On average the top women's times are about ten percent slower than the men's in the same boat. When that statistical relationship is accepted it is easy to see how a ten percent slower time for a K-1W racer is considered to be roughly the equivalent of the top Men's kayak time. It goes to say that a time that is faster than that 10% handicap is making a very positive statement about that woman racers comparative speed. Men's C-2 has likewise has a handicap of ten percent over (as in slower than) the top Men's K-1 time. In this case, all three racers are men but a C-2 is considered to be a slower boat by about ten percent. Men's C-1 handicap is fifteen percent slower than the top K-1 time-- again based upon the C-1 being a slower boat, even slower than a C-2. The largest handicap in whitewater racing is in new class of women's C-1. It has a twenty five percent handicap over the top K-1 M time---ten percent because the racer is female, fifteen percent because they are paddling a C-1. Added together they total twenty five percent. While this double handicap system works for most it has been noticed that the C-1 class in actual practice tends to have even slower times than even this handicap allows for.
Fruit Salad Champs:
Based on beating the percentage over handicaps we had two boats whose times were relatively sizzling. Peter Kabzan's and Tom Weir's times were consistently three and four percentage points under their class handicap arguably giving them the races most legitimate comparative times. In C-1 W, Laura Adams beat her class handicap by 1.43 percent. In the C-2 sprint Colton and Bryson Popp of Team Popp (double duh) beat theirs by 1.13 percent. Other racers that did well by coming close to beating the handicap include K-1 W Haley Popp (team Popp) (duh) and C-1 Jr Will Coggans (Dawson Canoe & Kayak) . The percentage over numbers for these Nationals clearly showed the improving quality of our canoe classes which had five of its seven boats perform comparably to the top kayaks. It also showed that our under 23 class racers did well in this race.
Junior Class Tidbits –Going Beyond Fruit Salad and Math
Completely off of the charts in terms of being able to be compared by fruit salad math were our junior racers. Our youngest at the races this year was eleven and a half year old Henry Hyde who was racing wildwater for the Great Blue Herons. His times were not there with Doug's and "big brother" Vic's, but considering that his boat was half his weight and over three times his height he did darn well. While there was no official Cub Cadet or even a Cadet Class it is easy award unofficial titles.—Good job Henry! Another small body in a huge boat (a Prijon "Beluga") was first time wildwater K-1 W racer Brook Terkovich, Jackson Hole Kayak Club. Fifteen year old Brook's debut wildwater races took place in just her third time in a long boat. Good job Brook!
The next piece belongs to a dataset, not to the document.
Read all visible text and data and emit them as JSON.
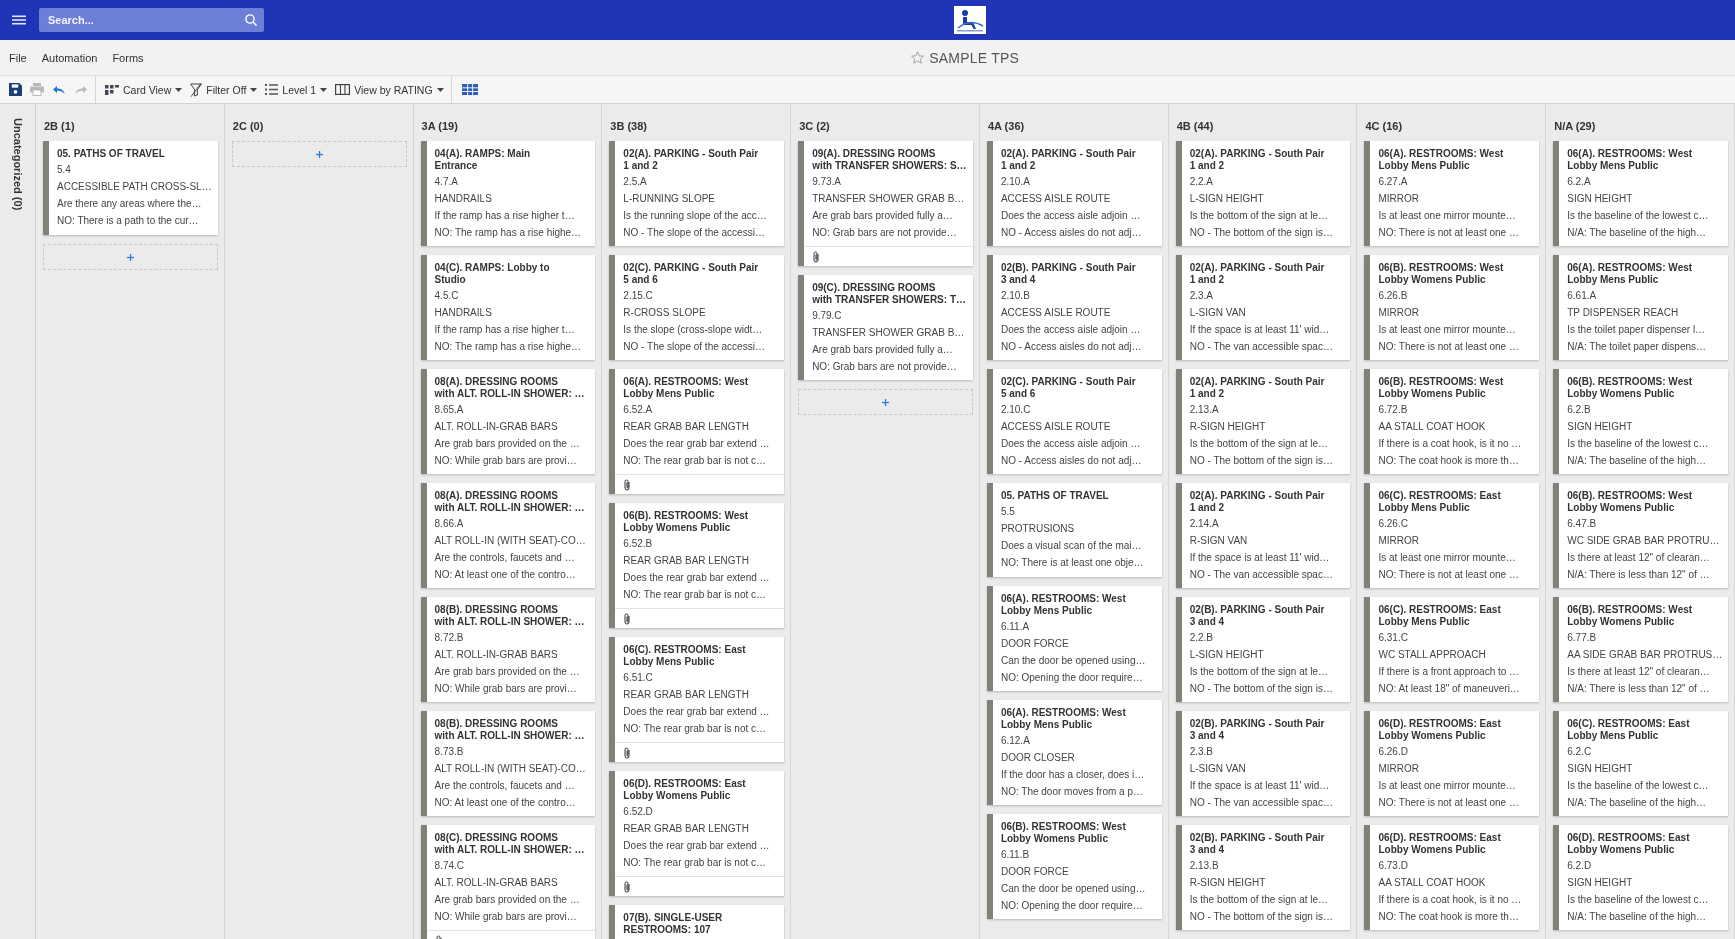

Another very promising would be if…" type athlete was Brook's JHKC teammate Peter Neal. Peter performed well in vintage glass (an older Phoenix type boat) and had a very respectable time for his experience level. A modern boat, some training and I can see him doing very as well. Good job Peter!
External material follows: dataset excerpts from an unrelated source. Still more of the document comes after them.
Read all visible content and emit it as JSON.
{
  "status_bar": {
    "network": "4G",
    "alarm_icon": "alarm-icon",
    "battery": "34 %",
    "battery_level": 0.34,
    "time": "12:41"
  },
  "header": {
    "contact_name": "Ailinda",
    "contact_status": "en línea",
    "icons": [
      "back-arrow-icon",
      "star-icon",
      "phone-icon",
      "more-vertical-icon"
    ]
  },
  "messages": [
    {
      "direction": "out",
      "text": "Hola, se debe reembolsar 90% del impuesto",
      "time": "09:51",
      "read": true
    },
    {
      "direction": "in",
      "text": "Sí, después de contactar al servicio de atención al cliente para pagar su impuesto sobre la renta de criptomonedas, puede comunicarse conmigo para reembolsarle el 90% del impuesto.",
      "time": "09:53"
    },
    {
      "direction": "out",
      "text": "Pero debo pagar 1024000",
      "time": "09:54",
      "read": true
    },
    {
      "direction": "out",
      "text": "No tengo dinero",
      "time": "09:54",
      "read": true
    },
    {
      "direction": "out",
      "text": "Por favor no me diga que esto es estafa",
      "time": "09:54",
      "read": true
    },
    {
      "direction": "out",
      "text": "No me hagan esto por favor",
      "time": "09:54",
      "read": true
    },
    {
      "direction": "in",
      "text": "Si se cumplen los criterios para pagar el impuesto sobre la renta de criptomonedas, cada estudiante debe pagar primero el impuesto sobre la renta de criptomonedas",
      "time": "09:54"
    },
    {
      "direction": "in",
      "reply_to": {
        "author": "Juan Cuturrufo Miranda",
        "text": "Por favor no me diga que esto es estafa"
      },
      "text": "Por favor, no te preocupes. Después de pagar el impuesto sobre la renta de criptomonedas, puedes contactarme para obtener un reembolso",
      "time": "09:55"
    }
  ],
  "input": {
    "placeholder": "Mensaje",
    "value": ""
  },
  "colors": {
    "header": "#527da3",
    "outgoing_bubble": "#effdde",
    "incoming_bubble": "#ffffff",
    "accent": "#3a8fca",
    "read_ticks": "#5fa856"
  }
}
On a different branch of the Jr. Development food chain were our two C-1 juniors. Just two months ago Ethan Putnam was getting into a wildwater C-1 for the first time. There he faced intense sun and heat, mud showers, and even some hurricane force winds as he worked hard to stay up and carve circles in a muddy eddy for five straight days. This past week he was a different boater and looked good on this course, paddle in motion. Good job Ethan! (We can talk about your kayak run privately.) Will Coggans is a C-2 racer with Jr. Worlds Experience who broadened his canoe skills by paddling C-1 at these races. As noted above his times were close to his percentage over handicap which is a big time accomplishment. Good job Will!
More fun facts:
Of the 23 racers at these races, 8 were from the Jackson Hole area. Along with having several credible performances in the K-1 men's open class and having most of the K-1 M masters class, the locals also had the top placing K-1 and K-1 W juniors at the races. Will Coggans had a great race week. After qualifying for the US Jr Slalom Team in Wausau, Wisconsin the weekend before our event, Will returned to school to take his finals. On Thursday, the day before our sprint races, Will was making up an AP Exam before flying with his father Pete to make it to Jackson Hole the night before the races. When he gets back home he will be training for the Jr World Slalom Championships in Wausau and hopefully for FIBArk and next year's Jr. Wildwater Worlds too. Will and Dawson School teammate Ethan Putnam were two junior wildwater racers, out of the 12 we have in Colorado, who were able to make it to our races. Both have very dedicated and loving dads who got them to our event. John Putnam helped with the timing, Pete Coggans donated his professional quality photography.
Laura Adams won her second set of C-1 W class Wildwater National Titles. The only other person to ever win this class in recent US wildwater history was her older sister Lisa who did so at last year's Nationals. In their ten years of racing, the sisters have yet to face each other in a C-1 W wildwater race.
Kudos go to Team Popp both for an outstanding team performance at the Nationals and as well for being the racers that came from farthest distance away to attend our races. More importantly, this family team has been consistent in its support of and its contributions to our sport at all levels since 2009. They also have the snazziest team apparel of any of the five clubs or teams that were represented at these Nationals. Similarly we have enjoyed having Tom, Doug, and Jennie from the Northwest Whitewater Club supporting our events for at least as long as the almost ten years now that I have been around the sport. Both groups provide a generous and positive character and as well they provide a much needed sense of stability for our National Events.
Traveling the furthest from the west was Alena Sumners from northern California. Actually that trip for Alena was relatively short. Like Peter Pabzan, Alena is originally from Slovakia. Along with Victor den Haan from the Nederlands, we had three European trained racers at these races. Just as having American trained basketball players playing in Europe has improved their basketball, having European trained wildwater racers paddling in the US will improve ours. This is as true for their generous character and sense of cross-culture that they offer as it is for the different ways they allow us to think about racing and technique.
The Jackson Nationals were relatively small for a major race. What it lacked in size was made up for in character and quality. These races were significant for being in a new venue for us in a region which had only one racer, race organizer Aaron Pruzan, who had been to our wildwater events. Aaron stepped forward in a year when few others wanted this event and provided us with an amazing set of races. My strong hopes are that this is not the last Nationals to be held in Jackson and in the future they include not just a greater number of regional racers but that more racers from the east are able to discover how neat this venue is. I am likewise hopeful that the great racers that we met this past weekend from the JHKC are able to make it to other USA Wildwater events.